Le tête-à-tête à la State House, hier matin, entre le président de la République sir Anerood Jugnauth et le Premier ministre Navin Ramgoolam, ne serait en fin de compte qu’un exercice de façade car la guerre des nerfs au plus haut sommet de l’État perdure malgré tout. C’est du moins ce que laissent voir les recoupements d’informations effectuées par Le Mauricien dans les deux camps à ce matin. Mais les célébrations du 44e anniversaire de l’indépendance et du 20e de la République de Maurice et la visite officielle du président des Seychelles James Alix Michel obligent, la trêve devrait être respectée par les deux principales personnalités de l’État. Par contre, dès cet après-midi, l’on devra s’attendre à voir le MMM et le MSM préciser leurs positions par rapport au Remake 2000 indépendamment des états d’âme exprimés à l’hôtel du gouvernement.
Si officiellement, la consigne à la State House demeure motus et bouche cousue, les premiers détails des échanges entre sir Anerood Jugnauth et Navin Ramgoolam, qui ont filtré jusqu’ici dans certains cercles politiques, visent à corriger les premières impressions suscitées par la déclaration du Premier ministre au J & J Auditorium, Phoenix, après la cérémonie officielle pour marquer la Journée Internationale de la Femme.

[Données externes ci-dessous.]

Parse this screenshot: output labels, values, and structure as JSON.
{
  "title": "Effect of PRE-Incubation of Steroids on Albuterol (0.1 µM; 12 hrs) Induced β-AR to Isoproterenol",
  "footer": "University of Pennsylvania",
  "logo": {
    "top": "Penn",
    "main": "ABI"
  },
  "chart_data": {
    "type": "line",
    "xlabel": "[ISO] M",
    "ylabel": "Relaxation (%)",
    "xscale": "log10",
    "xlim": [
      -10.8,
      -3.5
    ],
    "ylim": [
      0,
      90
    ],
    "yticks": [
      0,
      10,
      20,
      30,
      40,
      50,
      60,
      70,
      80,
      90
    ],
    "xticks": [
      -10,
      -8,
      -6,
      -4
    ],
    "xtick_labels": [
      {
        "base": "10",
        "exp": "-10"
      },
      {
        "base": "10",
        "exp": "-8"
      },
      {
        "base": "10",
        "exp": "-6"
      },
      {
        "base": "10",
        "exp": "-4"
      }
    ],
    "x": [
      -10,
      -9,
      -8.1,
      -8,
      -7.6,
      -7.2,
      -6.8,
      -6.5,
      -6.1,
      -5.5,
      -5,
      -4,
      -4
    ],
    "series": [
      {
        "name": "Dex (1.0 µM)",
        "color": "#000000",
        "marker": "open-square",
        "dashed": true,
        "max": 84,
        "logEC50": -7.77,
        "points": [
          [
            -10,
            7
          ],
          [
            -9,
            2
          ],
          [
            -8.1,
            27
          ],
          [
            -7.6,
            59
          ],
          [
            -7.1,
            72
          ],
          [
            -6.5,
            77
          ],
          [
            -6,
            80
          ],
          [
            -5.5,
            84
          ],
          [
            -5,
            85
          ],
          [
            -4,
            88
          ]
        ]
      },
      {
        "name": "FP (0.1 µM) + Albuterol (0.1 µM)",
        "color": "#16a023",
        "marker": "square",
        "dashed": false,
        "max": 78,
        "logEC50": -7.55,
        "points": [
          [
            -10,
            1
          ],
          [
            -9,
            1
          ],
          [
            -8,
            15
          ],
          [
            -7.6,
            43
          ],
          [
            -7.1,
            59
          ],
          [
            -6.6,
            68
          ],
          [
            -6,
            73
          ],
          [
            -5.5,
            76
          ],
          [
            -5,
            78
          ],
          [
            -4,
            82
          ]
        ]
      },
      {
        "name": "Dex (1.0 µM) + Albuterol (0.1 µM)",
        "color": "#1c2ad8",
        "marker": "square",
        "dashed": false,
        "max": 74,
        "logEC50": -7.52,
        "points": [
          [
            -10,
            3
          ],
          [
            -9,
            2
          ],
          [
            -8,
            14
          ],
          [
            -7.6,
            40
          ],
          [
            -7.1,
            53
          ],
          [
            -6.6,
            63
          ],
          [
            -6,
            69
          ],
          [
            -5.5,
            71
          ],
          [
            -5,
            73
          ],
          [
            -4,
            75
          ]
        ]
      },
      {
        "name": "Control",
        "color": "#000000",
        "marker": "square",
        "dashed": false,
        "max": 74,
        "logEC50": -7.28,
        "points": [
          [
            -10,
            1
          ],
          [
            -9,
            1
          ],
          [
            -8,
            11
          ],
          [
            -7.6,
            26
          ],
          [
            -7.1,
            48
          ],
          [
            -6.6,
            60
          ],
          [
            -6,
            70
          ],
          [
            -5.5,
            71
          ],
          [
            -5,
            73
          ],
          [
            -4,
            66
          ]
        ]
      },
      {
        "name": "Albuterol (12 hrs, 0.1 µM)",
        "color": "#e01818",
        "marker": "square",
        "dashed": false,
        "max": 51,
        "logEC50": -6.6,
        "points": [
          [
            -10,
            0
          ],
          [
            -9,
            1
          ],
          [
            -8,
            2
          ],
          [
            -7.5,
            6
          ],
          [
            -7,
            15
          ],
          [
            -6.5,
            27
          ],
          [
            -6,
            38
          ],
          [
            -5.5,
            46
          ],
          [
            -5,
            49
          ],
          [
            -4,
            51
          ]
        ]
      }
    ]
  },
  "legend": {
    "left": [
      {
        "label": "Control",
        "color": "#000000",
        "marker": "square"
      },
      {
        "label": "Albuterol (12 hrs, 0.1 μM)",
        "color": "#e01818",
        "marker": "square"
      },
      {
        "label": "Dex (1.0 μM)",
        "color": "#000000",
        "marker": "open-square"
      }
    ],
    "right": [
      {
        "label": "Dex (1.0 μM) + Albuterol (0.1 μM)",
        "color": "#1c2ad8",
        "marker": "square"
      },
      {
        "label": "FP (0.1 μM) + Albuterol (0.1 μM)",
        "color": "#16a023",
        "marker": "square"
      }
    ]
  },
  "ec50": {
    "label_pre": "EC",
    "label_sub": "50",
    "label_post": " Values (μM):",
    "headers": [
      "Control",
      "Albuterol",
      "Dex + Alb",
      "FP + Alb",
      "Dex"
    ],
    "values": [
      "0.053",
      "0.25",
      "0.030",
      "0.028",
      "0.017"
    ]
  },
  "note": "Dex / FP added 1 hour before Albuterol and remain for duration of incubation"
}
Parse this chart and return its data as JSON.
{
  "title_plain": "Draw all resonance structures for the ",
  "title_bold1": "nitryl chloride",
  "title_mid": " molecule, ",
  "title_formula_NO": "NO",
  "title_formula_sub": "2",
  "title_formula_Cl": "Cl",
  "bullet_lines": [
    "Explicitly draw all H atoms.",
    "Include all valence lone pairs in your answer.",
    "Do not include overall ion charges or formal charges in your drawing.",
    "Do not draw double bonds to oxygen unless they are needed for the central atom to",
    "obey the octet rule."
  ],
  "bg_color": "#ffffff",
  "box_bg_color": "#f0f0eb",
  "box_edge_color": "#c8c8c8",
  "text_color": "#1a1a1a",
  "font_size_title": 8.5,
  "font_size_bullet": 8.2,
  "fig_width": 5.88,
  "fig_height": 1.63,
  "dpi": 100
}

Ainsi, pour les cercles politiquement proches de sir Anerood Jugnauth, la partie la plus cruciale de la prise de position du président de la République au sujet de la controverse sur le Remake 2000 concerne tout éventuel engagement politique de sa part. « Avec la franchise et le langage direct qu’il est réputé avoir, le président de la République a tout simplement fait comprendre au Premier ministre que “kan mo pou fer politik, mo pou démissionné par mo mem tout de swit. Pena personne pou bizin vine dir mwa ki mo bizin fer”… », souligne-t-on dans ces mêmes milieux.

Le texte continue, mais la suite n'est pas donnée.